Multidimensional Data Model

Introduction to the Multidimensional Data Model in Caché

Rich Multidimensional Data Structure

Caché’s high-performance database uses a multidimensional data model that allows efficient and compact storage of data in a rich data structure. With Caché, it is possible to access or update data without performing the complicated and time consuming joins required by relational databases.

Although sometimes described as a “hyper-cube” or “n-dimensional space,” a more accurate description of the Caché storage model is a collection of sparse multidimensional arrays called “globals.” Data can be stored in a global with any number of subscripts. What’s more, subscripts are typeless and hence can be anything – string, integer, floating point, etc. This means one subscript might be an integer, such as 34, while another could be a meaningful name, like “LineItems”– even at the same subscript level.

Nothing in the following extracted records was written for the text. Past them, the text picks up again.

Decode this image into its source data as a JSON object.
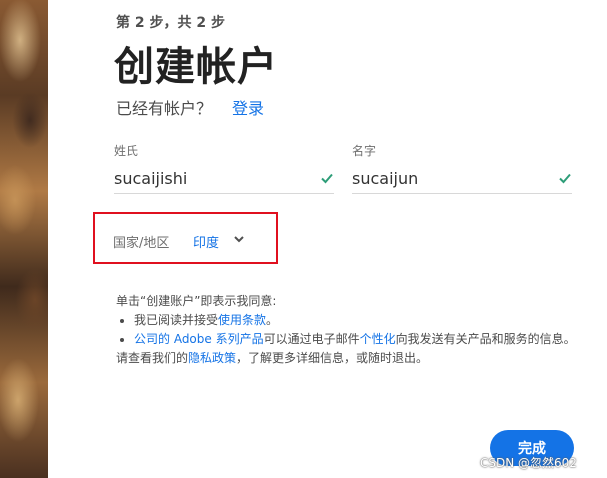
{
  "step": "第 2 步，共 2 步",
  "title": "创建帐户",
  "account_prompt": {
    "text": "已经有帐户？",
    "link": "登录"
  },
  "fields": {
    "last_name": {
      "label": "姓氏",
      "value": "sucaijishi"
    },
    "first_name": {
      "label": "名字",
      "value": "sucaijun"
    }
  },
  "country": {
    "label": "国家/地区",
    "value": "印度"
  },
  "consent": {
    "intro": "单击“创建账户”即表示我同意:",
    "item1_prefix": "我已阅读并接受",
    "item1_link": "使用条款",
    "item1_suffix": "。",
    "item2_link": "公司的 Adobe 系列产品",
    "item2_mid": "可以通过电子邮件",
    "item2_link2": "个性化",
    "item2_suffix": "向我发送有关产品和服务的信息。",
    "outro_prefix": "请查看我们的",
    "outro_link": "隐私政策",
    "outro_suffix": "，了解更多详细信息，或随时退出。"
  },
  "finish_button": "完成",
  "watermark": "CSDN @忽然602",
  "colors": {
    "accent": "#1473e6",
    "check": "#2d9d78",
    "highlight_box": "#e0101f"
  }
}
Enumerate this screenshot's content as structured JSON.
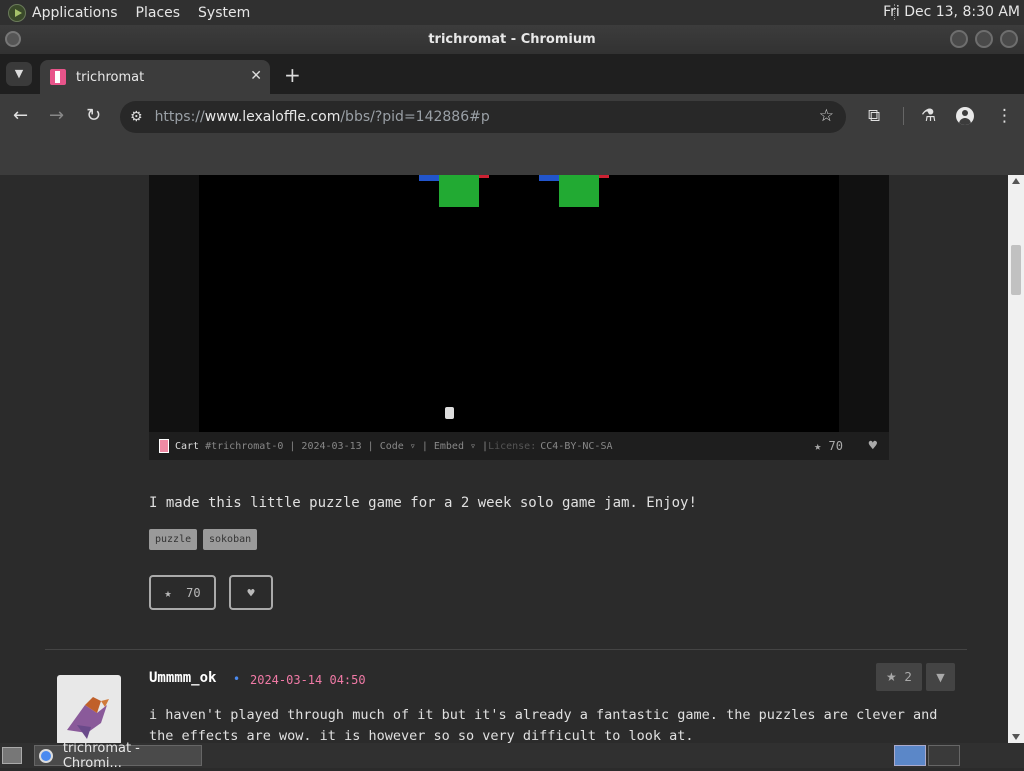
{
  "top_panel": {
    "menus": [
      "Applications",
      "Places",
      "System"
    ],
    "clock": "Fri Dec 13,  8:30 AM"
  },
  "window": {
    "title": "trichromat - Chromium"
  },
  "tab": {
    "title": "trichromat",
    "close": "✕",
    "new_tab": "+"
  },
  "toolbar": {
    "back": "←",
    "forward": "→",
    "reload": "↻",
    "url_prefix": "https://",
    "url_host": "www.lexaloffle.com",
    "url_path": "/bbs/?pid=142886#p",
    "star": "☆",
    "extensions": "⧉",
    "labs": "⚗",
    "menu": "⋮"
  },
  "cart": {
    "label": "Cart",
    "meta": "#trichromat-0 | 2024-03-13 | Code ▿ | Embed ▿ | ",
    "license_label": "License:",
    "license": "CC4-BY-NC-SA",
    "likes": "70"
  },
  "post": {
    "text": "I made this little puzzle game for a 2 week solo game jam. Enjoy!",
    "tags": [
      "puzzle",
      "sokoban"
    ],
    "like_count": "70"
  },
  "comment": {
    "author": "Ummmm_ok",
    "dot": "•",
    "date": "2024-03-14 04:50",
    "votes": "2",
    "text": "i haven't played through much of it but it's already a fantastic game. the puzzles are clever and the effects are wow. it is however so so very difficult to look at."
  },
  "taskbar": {
    "task_label": "trichromat - Chromi..."
  },
  "colors": {
    "accent_date": "#f07aa6",
    "author_dot": "#4a8af0",
    "block_green": "#22aa33",
    "block_blue": "#2255cc",
    "block_red": "#cc2233"
  }
}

For example, a stock inventory application that provides information about item, size, color, and pattern might have a structure like this:

^Stock(item,size,color,pattern) = quantity

Here’s some sample data:

^Stock(“slip dress”,4,”blue”,”floral”)=3

With this structure, it is very easy to determine if there are any size 4 blue slip dresses with a floral pattern – simply by accessing that data node. If a customer wants a size 4 slip dress and is uncertain about color and pattern, it is easy to display a list of all of those by cycling through all of the data nodes below ^Stock(“slip dress”,4).

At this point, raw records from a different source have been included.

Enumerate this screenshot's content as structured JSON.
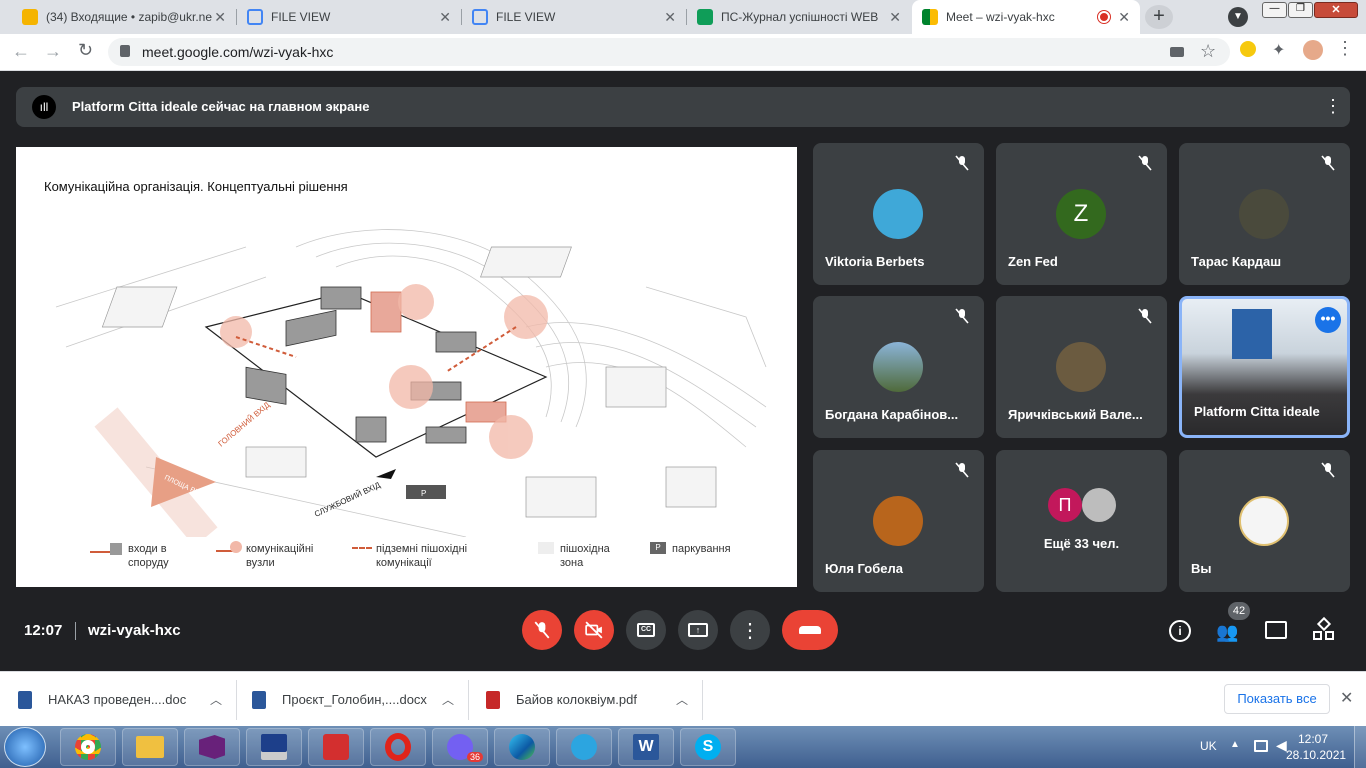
{
  "tabs": [
    {
      "title": "(34) Входящие • zapib@ukr.ne"
    },
    {
      "title": "FILE VIEW"
    },
    {
      "title": "FILE VIEW"
    },
    {
      "title": "ПС-Журнал успішності WEB"
    },
    {
      "title": "Meet – wzi-vyak-hxc"
    }
  ],
  "url": "meet.google.com/wzi-vyak-hxc",
  "banner_text": "Platform Citta ideale сейчас на главном экране",
  "slide": {
    "title": "Комунікаційна організація. Концептуальні рішення",
    "map_labels": {
      "main_entrance": "ГОЛОВНИЙ ВХІД",
      "square": "ПЛОЩА РИНОК",
      "service_entrance": "СЛУЖБОВИЙ ВХІД",
      "parking": "P"
    },
    "legend": [
      {
        "text": "входи в споруду"
      },
      {
        "text": "комунікаційні вузли"
      },
      {
        "text": "підземні пішохідні комунікації"
      },
      {
        "text": "пішохідна зона"
      },
      {
        "text": "паркування",
        "symbol": "P"
      }
    ]
  },
  "participants": [
    {
      "name": "Viktoria Berbets",
      "initial": ""
    },
    {
      "name": "Zen Fed",
      "initial": "Z"
    },
    {
      "name": "Тарас Кардаш",
      "initial": ""
    },
    {
      "name": "Богдана Карабінов...",
      "initial": ""
    },
    {
      "name": "Яричківський Вале...",
      "initial": ""
    },
    {
      "name": "Platform Citta ideale",
      "initial": ""
    },
    {
      "name": "Юля Гобела",
      "initial": ""
    },
    {
      "name": "Ещё 33 чел.",
      "initial": "П"
    },
    {
      "name": "Вы",
      "initial": ""
    }
  ],
  "bottom_bar": {
    "time": "12:07",
    "meeting_code": "wzi-vyak-hxc",
    "people_count": "42"
  },
  "downloads": [
    {
      "name": "НАКАЗ проведен....doc"
    },
    {
      "name": "Проєкт_Голобин,....docx"
    },
    {
      "name": "Байов колоквіум.pdf"
    }
  ],
  "show_all": "Показать все",
  "taskbar": {
    "lang": "UK",
    "clock": "12:07",
    "date": "28.10.2021",
    "viber_badge": "36"
  }
}
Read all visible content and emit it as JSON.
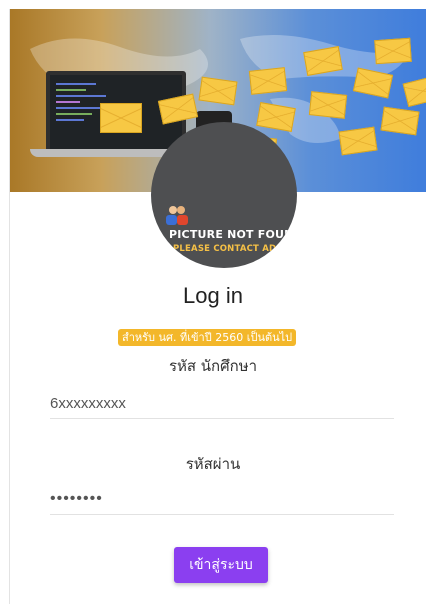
{
  "login": {
    "title": "Log in",
    "notice_badge": "สำหรับ นศ. ที่เข้าปี 2560 เป็นต้นไป",
    "student_id_label": "รหัส นักศึกษา",
    "student_id_value": "6xxxxxxxxx",
    "password_label": "รหัสผ่าน",
    "password_value": "password",
    "submit_label": "เข้าสู่ระบบ"
  },
  "avatar": {
    "line1": "PICTURE NOT FOUND",
    "line2": "PLEASE CONTACT ADMIN"
  },
  "colors": {
    "accent": "#8b3ff0",
    "badge": "#f3b72a",
    "avatar_bg": "#4e4f51"
  }
}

In this example, all the data nodes were of a similar nature (they stored a quantity), and they were all stored at the same subscript level (4 subscripts) with similar subscripts (the 3rd subscript was always text representing a color). However, they do not have to be. Not all data nodes have to have the same number or type of subscripts, and they may contain different types of data.

Here is an example of a more complex global with invoice data that has different types of data stored at different subscript levels:

^Invoice(invoice #,”Customer”) = Customer information
^Invoice(invoice #,”Date”) = Invoice date
^Invoice(invoice #,”Items”) = # of Items in the invoice
^Invoice(invoice #,”Items”,1,”PartNum”) = part number of 1st Item
^Invoice(invoice #,”Items”,1,”Quantity”) = quantity of 1st Item
^Invoice(invoice #,”Items”,1,”Price”) = price of 1st Item
^Invoice(invoice #,”Items”,2,”PartNum”) = part number of 2nd Item

Multiple Data Elements per Node

Often only a single data element is stored in a data node, such as a date or quantity, but sometimes it is useful to store multiple data elements together as a single data node. This is particularly useful when there is a set of related data that is often accessed together. It can also improve performance by requiring fewer accesses of the database, especially when networks are involved.

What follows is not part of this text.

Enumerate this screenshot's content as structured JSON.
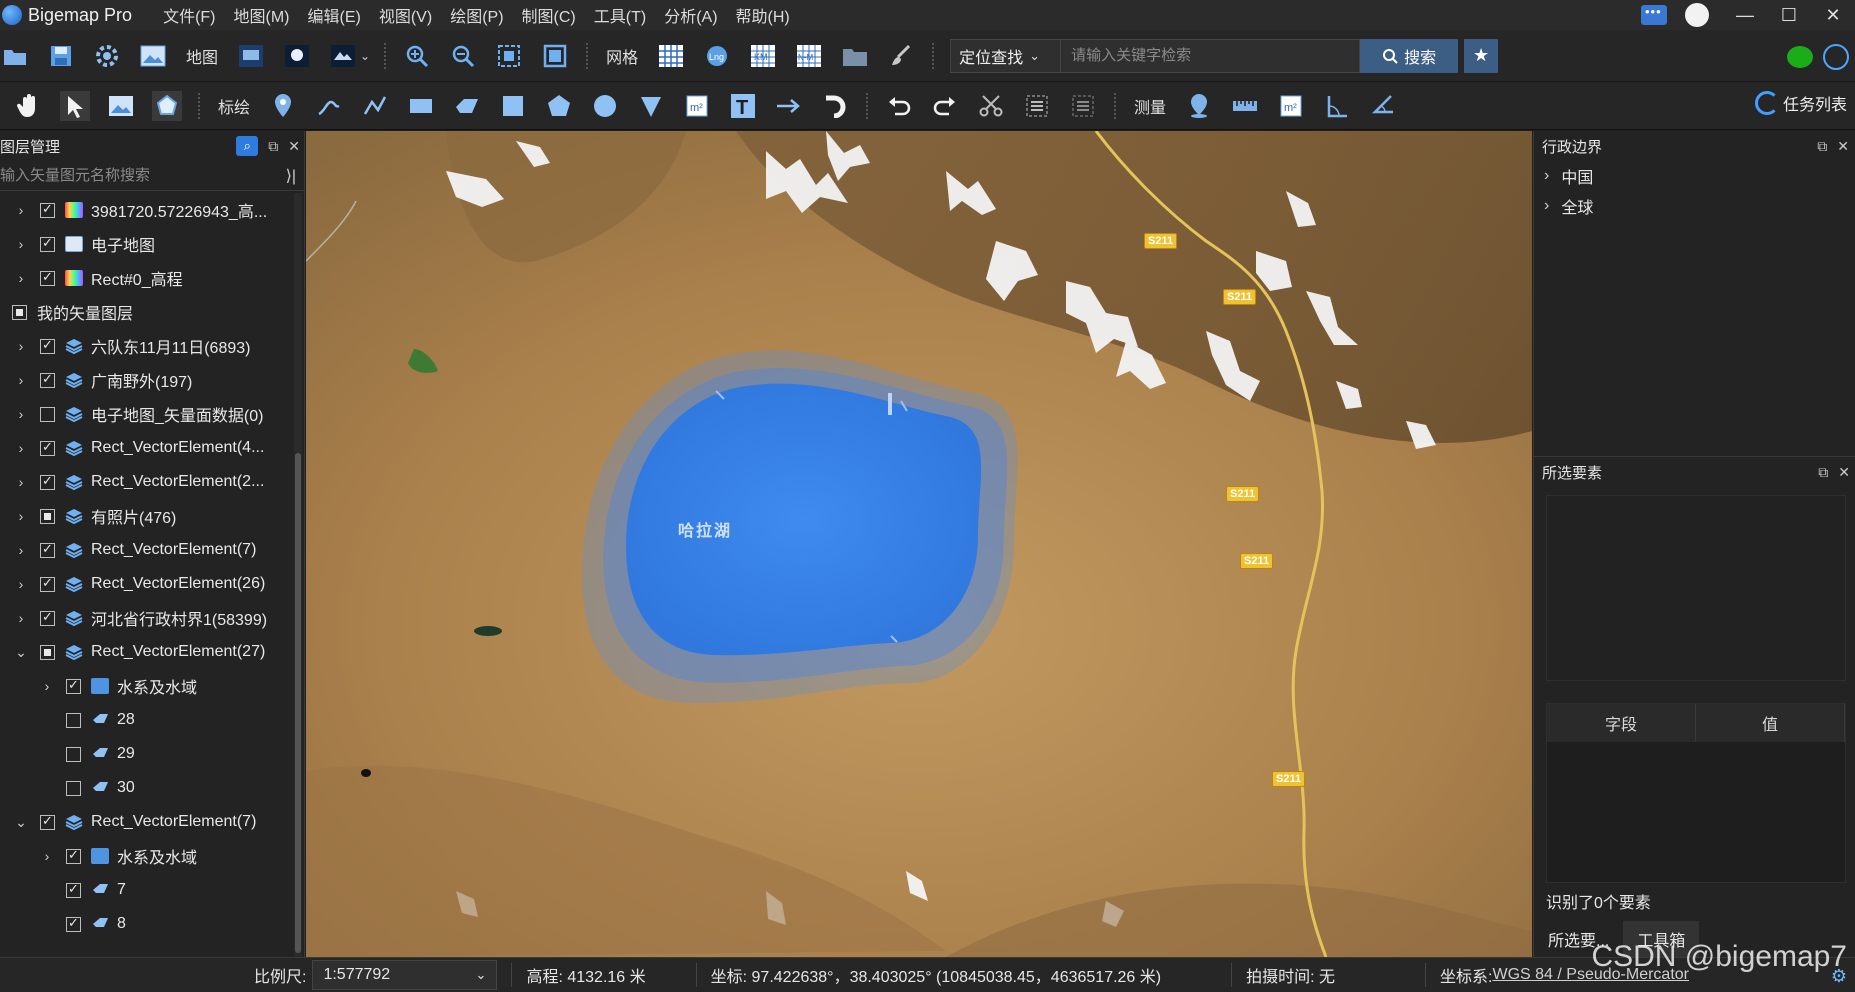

For example, in the previous invoice, each item included a part number, quantity, and price all stored as separate nodes, but they could be stored in a single node:

^Invoice(invoice #,”LineItems”,item #) = $LB(PartNum,Quantity,Price)

To make this simple, Caché supports a list functions which can assemble multiple data elements into a length delimited byte string and later de-assemble them, preserving datatype.

Transaction Processing with a Large Number of Users

Efficient access to data makes the multidimensional model a natural for transaction processing. Caché processes do not have to spend time joining multiple tables, so they run faster.

Logical Locking Promotes High Concurrency

In systems with thousands of users, reducing conflicts between competing processes is critical to providing high performance. One of the biggest conflicts is between transactions wishing to access the same data.

Caché processes do not lock entire pages of data while performing updates. Because transactions require frequent access or changes to small quantities of data, database locking in Caché is done at a logical level. Database conflicts are further reduced by using atomic addition and subtraction operations, which do not require locking. (These operations are particularly useful in incrementing counters used to allocate ID numbers and for modifying statistics counters, both of which are common “hot spots” in a database that would otherwise cause frequent conflicts between competing transactions.)

With Caché, individual transactions run faster, and more transactions can run concurrently.

Multidimensional Model Enables Realistic Description of Data

The multidimensional model is also a natural fit for describing and storing complex data. Developers can create data structures that accurately represent real-world data, thus making it faster to develop applications and easier to maintain them.

Variable Length Data in Sparse Arrays

Because Caché data is inherently of variable length and is stored in sparse arrays, Caché often requires less than half of the space needed by a relational database. In addition to reducing disk requirements, compact data storage enhances performance because more data can be read or written with a single I/O operation, and data can be cached more efficiently.

Declarations and Definitions are Not Required

No declarations, definitions, or allocations of storage are required to directly access or store data in the database, and there is no need to specify the number or type of subscripts or the type or size of data. The multidimensional arrays are inherently typeless, both in their data and subscripts. Global data simply pops into existence as data is inserted with the SET command.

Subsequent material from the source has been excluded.